A comprehensive new study conducted by the Municipal Art Society of New York has revealed that the amount of land owned by the city measures about the size of the borough of Brooklyn, and the percentage of that that sits unused is about twice the size of Central Park.
For the study titled, Public Assets: City‐Owned and Leased Properties (Public Assets), MAS looked at 14,000 properties, which amounts to about 43,000 acres of land. Along with their report, the organization has also released an interactive map that they hope will help city planners and housing activists address the needs of New Yorkers.

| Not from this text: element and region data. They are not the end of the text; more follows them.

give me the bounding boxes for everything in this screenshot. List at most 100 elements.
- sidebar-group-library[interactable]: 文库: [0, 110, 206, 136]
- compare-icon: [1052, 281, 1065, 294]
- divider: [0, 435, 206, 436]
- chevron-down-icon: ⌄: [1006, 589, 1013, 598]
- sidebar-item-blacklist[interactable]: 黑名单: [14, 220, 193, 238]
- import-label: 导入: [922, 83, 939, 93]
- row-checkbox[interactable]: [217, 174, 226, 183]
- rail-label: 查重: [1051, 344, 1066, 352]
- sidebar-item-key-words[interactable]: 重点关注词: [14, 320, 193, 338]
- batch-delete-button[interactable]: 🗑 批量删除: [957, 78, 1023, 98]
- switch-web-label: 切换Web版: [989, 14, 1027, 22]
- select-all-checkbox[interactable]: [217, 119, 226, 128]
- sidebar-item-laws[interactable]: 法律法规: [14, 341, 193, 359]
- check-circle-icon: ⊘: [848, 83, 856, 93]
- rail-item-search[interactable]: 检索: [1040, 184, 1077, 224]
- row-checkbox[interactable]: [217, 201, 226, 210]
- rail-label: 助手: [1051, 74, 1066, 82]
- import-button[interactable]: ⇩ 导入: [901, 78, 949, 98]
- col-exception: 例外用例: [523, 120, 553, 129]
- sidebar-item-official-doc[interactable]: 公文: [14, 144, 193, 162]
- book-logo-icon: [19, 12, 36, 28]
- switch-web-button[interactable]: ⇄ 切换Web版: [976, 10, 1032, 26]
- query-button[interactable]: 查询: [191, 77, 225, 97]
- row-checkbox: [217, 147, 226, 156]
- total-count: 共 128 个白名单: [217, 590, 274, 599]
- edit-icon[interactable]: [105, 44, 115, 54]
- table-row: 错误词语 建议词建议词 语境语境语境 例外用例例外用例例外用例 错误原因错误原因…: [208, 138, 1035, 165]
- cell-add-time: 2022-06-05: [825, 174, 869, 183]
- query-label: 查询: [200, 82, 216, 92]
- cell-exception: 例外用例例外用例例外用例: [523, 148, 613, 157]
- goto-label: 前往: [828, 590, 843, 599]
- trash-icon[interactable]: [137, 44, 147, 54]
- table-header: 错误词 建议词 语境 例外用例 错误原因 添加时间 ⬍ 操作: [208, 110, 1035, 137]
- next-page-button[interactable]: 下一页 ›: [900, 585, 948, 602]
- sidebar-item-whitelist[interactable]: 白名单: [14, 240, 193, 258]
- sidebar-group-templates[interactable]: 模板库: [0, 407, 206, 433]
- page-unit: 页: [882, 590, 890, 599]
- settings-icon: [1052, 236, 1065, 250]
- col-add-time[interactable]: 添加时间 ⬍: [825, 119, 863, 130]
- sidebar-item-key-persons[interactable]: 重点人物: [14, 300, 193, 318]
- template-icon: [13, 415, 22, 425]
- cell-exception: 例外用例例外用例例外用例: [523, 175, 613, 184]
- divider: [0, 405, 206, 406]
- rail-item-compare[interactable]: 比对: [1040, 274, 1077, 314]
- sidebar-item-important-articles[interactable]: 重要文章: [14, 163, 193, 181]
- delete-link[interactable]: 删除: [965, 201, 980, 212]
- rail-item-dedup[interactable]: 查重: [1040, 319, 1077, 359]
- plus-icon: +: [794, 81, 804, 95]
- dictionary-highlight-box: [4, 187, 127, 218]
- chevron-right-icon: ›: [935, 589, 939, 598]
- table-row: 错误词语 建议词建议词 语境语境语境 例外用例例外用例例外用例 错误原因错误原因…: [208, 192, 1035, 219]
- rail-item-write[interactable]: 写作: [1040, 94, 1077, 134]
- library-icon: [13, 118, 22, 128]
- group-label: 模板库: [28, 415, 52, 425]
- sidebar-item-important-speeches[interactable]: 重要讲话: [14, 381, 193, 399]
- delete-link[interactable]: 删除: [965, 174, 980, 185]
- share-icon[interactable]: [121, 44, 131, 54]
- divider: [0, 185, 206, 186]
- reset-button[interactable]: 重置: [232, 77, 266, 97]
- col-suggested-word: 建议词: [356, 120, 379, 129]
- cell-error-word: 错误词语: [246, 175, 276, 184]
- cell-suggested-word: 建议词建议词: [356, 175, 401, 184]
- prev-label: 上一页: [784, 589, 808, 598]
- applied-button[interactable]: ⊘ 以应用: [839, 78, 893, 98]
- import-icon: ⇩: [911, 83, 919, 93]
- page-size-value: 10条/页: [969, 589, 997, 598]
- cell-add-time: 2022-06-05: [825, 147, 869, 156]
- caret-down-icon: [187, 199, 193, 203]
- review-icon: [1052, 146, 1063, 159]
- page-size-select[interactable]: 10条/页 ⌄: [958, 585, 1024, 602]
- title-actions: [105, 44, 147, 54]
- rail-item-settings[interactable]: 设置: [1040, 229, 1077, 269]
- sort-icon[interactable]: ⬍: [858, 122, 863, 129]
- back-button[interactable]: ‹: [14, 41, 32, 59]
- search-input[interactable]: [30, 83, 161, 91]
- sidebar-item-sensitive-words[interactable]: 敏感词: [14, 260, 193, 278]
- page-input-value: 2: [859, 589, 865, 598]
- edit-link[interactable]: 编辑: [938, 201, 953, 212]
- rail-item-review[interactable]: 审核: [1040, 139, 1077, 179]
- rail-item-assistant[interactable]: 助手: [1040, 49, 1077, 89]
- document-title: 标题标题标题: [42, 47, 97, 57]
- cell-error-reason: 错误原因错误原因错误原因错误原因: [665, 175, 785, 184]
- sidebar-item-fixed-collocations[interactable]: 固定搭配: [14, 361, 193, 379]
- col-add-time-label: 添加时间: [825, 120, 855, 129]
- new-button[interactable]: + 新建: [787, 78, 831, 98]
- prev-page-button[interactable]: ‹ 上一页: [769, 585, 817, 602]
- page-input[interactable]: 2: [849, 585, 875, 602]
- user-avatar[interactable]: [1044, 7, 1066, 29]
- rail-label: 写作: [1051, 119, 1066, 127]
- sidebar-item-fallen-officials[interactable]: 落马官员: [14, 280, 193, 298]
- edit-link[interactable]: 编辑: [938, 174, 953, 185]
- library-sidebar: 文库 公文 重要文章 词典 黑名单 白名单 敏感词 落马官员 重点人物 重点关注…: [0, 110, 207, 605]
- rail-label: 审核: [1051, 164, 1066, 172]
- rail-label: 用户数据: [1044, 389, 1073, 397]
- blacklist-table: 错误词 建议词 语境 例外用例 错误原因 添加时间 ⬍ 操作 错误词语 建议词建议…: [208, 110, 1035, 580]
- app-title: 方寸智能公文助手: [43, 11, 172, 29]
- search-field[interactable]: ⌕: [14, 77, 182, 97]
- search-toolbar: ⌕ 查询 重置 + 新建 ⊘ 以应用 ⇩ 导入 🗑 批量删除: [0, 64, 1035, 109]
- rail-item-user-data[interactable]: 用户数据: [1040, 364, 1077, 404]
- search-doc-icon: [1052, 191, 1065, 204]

“City-owned means citizen-owned; New Yorkers deserve to know that we collectively carry the cost, but also potential profit, on land holdings as large as Brooklyn,” Gina Pollara, the president of MAS, said in a statement. “These findings raise serious questions about whether our city’s available property is being appropriately leveraged for civic benefit. True equity in the city’s planning and land use decisions can only be achieved through an informed and engaged public.”
As part of their study, MAS focussed on some key issued that affect New Yorkers such as the environment, infrastructure, landmarks and neighborhood rezoning among others. Some of the findings are rather alarming. For instance, 64 percent of city-owned land is either partially or fully within the 100-year floodplain.
Of the total sites MAS looked at, 247 are either fully or partially designated as New York State environmental remediation sites and 87 of them have been placed in a State Superfund or a Brownfield Cleanup program.
The goal of the report, according to MAS, was to identify sites that would be ideal for low-income housing, to strengthen city-owned properties for future floods, and to take better care of the city’s landmarks.
The city however has not taken to this characterization kindly, of course. A spokesperson for the mayor issued the following statement to The Real Deal, saying the city is focused on, “developing affordable housing, building and modernizing our parks, libraries and schools — and doing so in a manner that ensures community engagement. To suggest that there are acres and acres of underutilized properties that are being ignored by the City is simply untrue.”